A partir dos talentos ou vocações individuais (que a escola tem a capacidade de despertar e desenvolver) que o indivíduo adquirirá sua posição, isto é, que o indivíduo ocupará na sociedade a posição que seus dotes inatos e sua motivação determinarem e, assim de acordo com suas próprias aptidões, irá encontrar seu lugar na estrutura ocupacional existente. [...] pretende contribuir para que haja justiça social levando a sociedade a ser hierarquizada com base no mérito individual. [...] a ascensão ou descensão social do indivíduo estará condicionada ã sua educação, ao seu nível de instrução. (CUNHA, 1977, 35)

É nesse sentido que o pensamento liberal presente no discurso da reconstrução nacional da sociedade brasileira moderna e seus reflexos no pensamento pedagógico contrapõem-se a um certo determinismo ideológico, advogando que a posição social do indivíduo não deveria ser determinada pelo seu nascimento, fortuna ou classe que este pertence.
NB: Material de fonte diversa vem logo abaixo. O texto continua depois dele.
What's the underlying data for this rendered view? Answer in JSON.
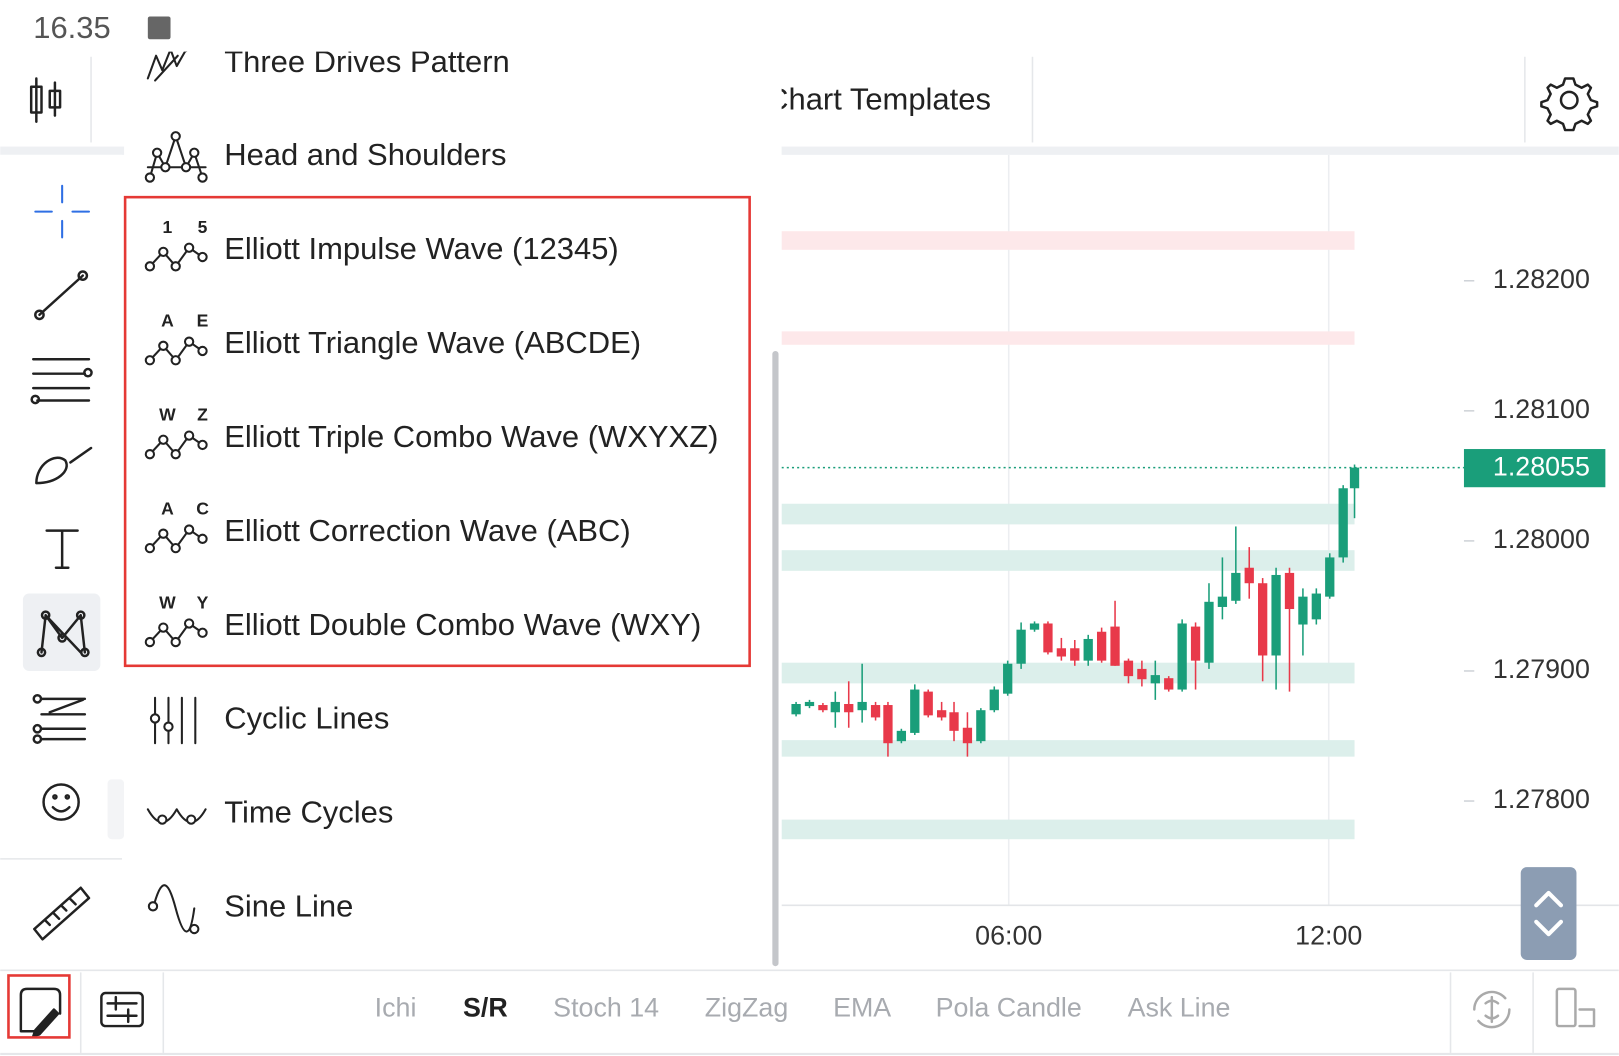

Assim, todos deveriam ter as mesmas oportunidades e, nesta perspectiva, a educação seria instrumento equalizador das desigualdades sociais e escolares. Para os liberais modernos, a adoção de métodos educativos apropriados asseguraria a transformação, proporcionando ao indivíduo a experiência de acordo com suas vocações.

Este pensamento esteve fortemente presente na concepção teórica de educação e democracia de Dewey, um dos seus grandes expoentes e, no Brasil, foi trazida e adotada por seu maior discípulo, Anísio Teixeira, no início da década de 1930.